You can also use a wildcard CNAME record if it is supported by your DNS provider.

Disable Untrusted SSH Access

Cloudera Data Science Workbench assumes that users only access the gateway hosts through the web application. Untrusted users with SSH access to a Cloudera Data Science Workbench host can gain full access to the cluster, including access to other users' workloads. Therefore, untrusted (non-sudo) SSH access to Cloudera Data Science Workbench hosts must be disabled to ensure a secure deployment.

For more information on the security capabilities of Cloudera Data Science Workbench, see the Cloudera Data Science Workbench Security Guide.

Configure Block Devices

Docker Block Device

The Cloudera Data Science Workbench installer will format and mount Docker on each gateway host. Make sure there is no important data stored on these devices. Do not mount these block devices prior to installation.

Every Cloudera Data Science Workbench gateway host must have one or more block devices with at least 500 GB dedicated to storage of Docker images. The Docker block devices store the Cloudera Data Science Workbench Docker images including the Python, R, and Scala engines. Each engine image can weigh 15GB.

Application Block Device or Mount Point

The master host on Cloudera Data Science Workbench requires at least 500 GB for database and project storage. This recommended capacity is contingent on the expected number of users and projects on the cluster. While large data files should be stored on HDFS, it is not uncommon to find gigabytes of data or libraries in individual projects. Running out of storage will cause the application to fail. Cloudera recommends allocating at least 5 GB per project and at least 1 TB of storage in total. Make sure you continue to carefully monitor disk space usage and I/O using Cloudera Manager.

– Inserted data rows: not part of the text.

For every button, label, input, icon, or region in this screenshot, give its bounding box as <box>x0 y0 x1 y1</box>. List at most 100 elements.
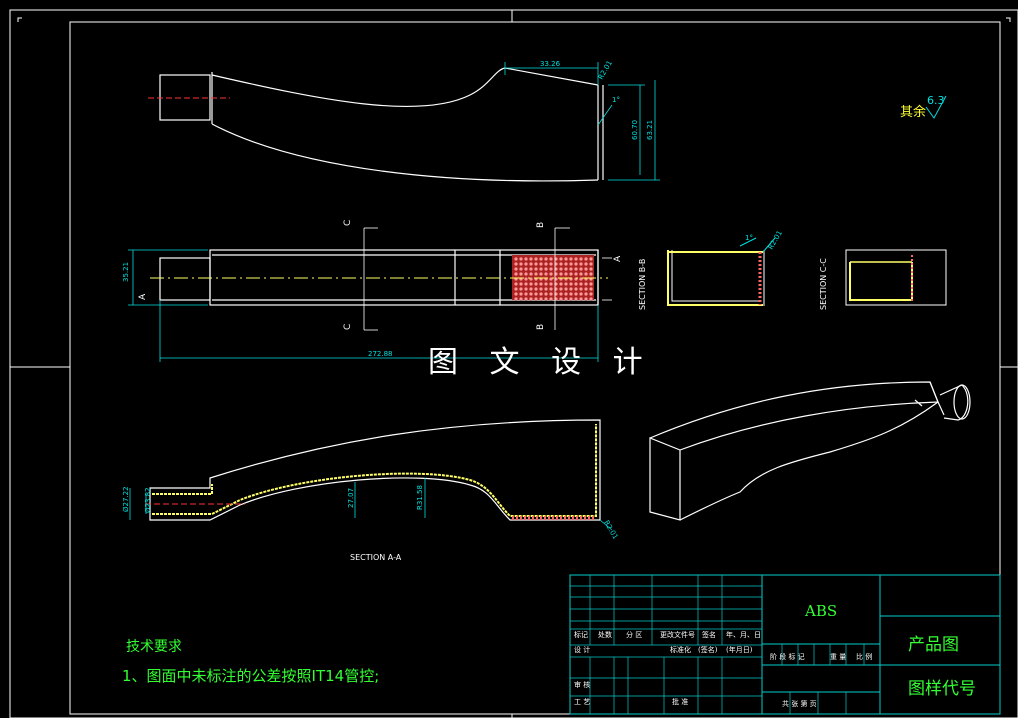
mesh-hole <box>514 292 518 296</box>
mesh-hole <box>514 287 518 291</box>
dim-bb-wall: R2.01 <box>767 229 784 251</box>
label-section-aa: SECTION A-A <box>350 553 402 562</box>
mesh-hole <box>589 292 593 296</box>
mesh-hole <box>589 262 593 266</box>
mesh-hole <box>524 272 528 276</box>
mesh-hole <box>549 282 553 286</box>
mesh-hole <box>544 257 548 261</box>
dim-aa-d1: Ø27.22 <box>122 486 130 512</box>
mesh-hole <box>579 292 583 296</box>
mesh-hole <box>544 267 548 271</box>
mesh-hole <box>544 287 548 291</box>
label-section-cc: SECTION C-C <box>819 258 828 310</box>
tb-zone: 分 区 <box>626 630 642 639</box>
mesh-hole <box>544 282 548 286</box>
mesh-hole <box>519 287 523 291</box>
tb-process: 工 艺 <box>574 698 590 706</box>
mesh-hole <box>569 297 573 301</box>
mesh-hole <box>524 267 528 271</box>
mesh-hole <box>559 262 563 266</box>
dim-top-angle: 1° <box>612 96 620 104</box>
top-view <box>159 67 604 182</box>
mesh-hole <box>514 257 518 261</box>
dim-aa-d2: Ø23.82 <box>144 487 152 513</box>
mesh-hole <box>569 262 573 266</box>
mesh-hole <box>539 282 543 286</box>
mesh-hole <box>574 287 578 291</box>
mesh-hole <box>559 257 563 261</box>
mesh-hole <box>549 257 553 261</box>
mesh-hole <box>549 272 553 276</box>
mesh-hole <box>534 292 538 296</box>
mesh-hole <box>584 267 588 271</box>
mesh-hole <box>564 292 568 296</box>
mesh-hole <box>519 297 523 301</box>
mesh-hole <box>514 282 518 286</box>
tb-weight: 重 量 <box>830 653 846 661</box>
tb-material: ABS <box>804 602 837 620</box>
mesh-hole <box>559 297 563 301</box>
mesh-hole <box>539 297 543 301</box>
mesh-hole <box>534 282 538 286</box>
mesh-hole <box>584 292 588 296</box>
mesh-hole <box>534 287 538 291</box>
mesh-hole <box>589 272 593 276</box>
tb-scale: 比 例 <box>856 652 872 661</box>
dim-aa-wall: R2.01 <box>602 519 619 541</box>
tb-stage: 阶 段 标 记 <box>770 652 805 661</box>
mark-b-bottom: B <box>536 324 546 330</box>
mesh-hole <box>529 267 533 271</box>
tb-sign: 签名 <box>702 630 716 639</box>
mesh-hole <box>569 272 573 276</box>
mesh-hole <box>574 292 578 296</box>
mesh-hole <box>549 267 553 271</box>
tb-date: 年、月、日 <box>726 630 761 639</box>
mark-c-bottom: C <box>343 324 353 330</box>
mesh-hole <box>529 262 533 266</box>
roughness-value: 6.3 <box>927 94 945 107</box>
mesh-hole <box>549 292 553 296</box>
tb-mark: 标记 <box>574 630 588 639</box>
section-cc <box>845 249 947 306</box>
mesh-hole <box>524 287 528 291</box>
mesh-hole <box>549 287 553 291</box>
mesh-hole <box>559 282 563 286</box>
mesh-hole <box>519 262 523 266</box>
mesh-hole <box>569 287 573 291</box>
mesh-hole <box>584 262 588 266</box>
mesh-hole <box>529 292 533 296</box>
mesh-hole <box>559 272 563 276</box>
mesh-hole <box>519 257 523 261</box>
mesh-hole <box>584 287 588 291</box>
mesh-hole <box>534 257 538 261</box>
mesh-hole <box>564 282 568 286</box>
mesh-hole <box>564 297 568 301</box>
mesh-hole <box>519 292 523 296</box>
mesh-hole <box>579 267 583 271</box>
mesh-hole <box>579 282 583 286</box>
mesh-hole <box>544 297 548 301</box>
mesh-hole <box>539 292 543 296</box>
mesh-hole <box>529 297 533 301</box>
mesh-hole <box>524 297 528 301</box>
mesh-hole <box>519 272 523 276</box>
section-bb <box>667 237 776 306</box>
mark-a-left: A <box>138 293 148 300</box>
mesh-hole <box>544 292 548 296</box>
mesh-hole <box>564 257 568 261</box>
mesh-hole <box>574 272 578 276</box>
mesh-hole <box>524 282 528 286</box>
mesh-hole <box>584 297 588 301</box>
mesh-hole <box>514 262 518 266</box>
mesh-hole <box>574 262 578 266</box>
mesh-hole <box>544 262 548 266</box>
mesh-hole <box>569 267 573 271</box>
dim-bb-angle: 1° <box>745 234 753 242</box>
mesh-hole <box>539 262 543 266</box>
mesh-hole <box>589 267 593 271</box>
mesh-hole <box>579 257 583 261</box>
cad-drawing: 33.26 R2.01 1° 60.70 63.21 其余 6.3 35.21 … <box>9 9 1018 718</box>
iso-view <box>649 381 971 521</box>
mesh-hole <box>529 272 533 276</box>
tb-review: 审 核 <box>574 680 590 689</box>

Cloudera Data Science Workbench will store all application data at /var/lib/cdsw. In a CSD-based deployment, this location is not configurable. Cloudera Data Science Workbench will assume the system administrator has formatted and mounted one or more block devices to /var/lib/cdsw.

Regardless of the application data storage configuration you choose, /var/lib/cdsw must be stored on a separate block device. Given typical database and user access patterns, an SSD is strongly recommended.

By default, data in /var/lib/cdsw is not backed up or replicated to HDFS or other nodes. Reliable storage and backup strategy is critical for production installations. See Backup and Disaster Recovery for Cloudera Data Science Workbench for more information.

Install Cloudera Data Science Workbench

To use the Cloudera Manager CSD and parcel to install Cloudera Data Science Workbench, follow the steps at Installation and Upgrade Using Cloudera Manager.

OR

To install the Cloudera Data Science Workbench package on the cluster gateway hosts, follow the steps at Installation and Upgrade Using Packages.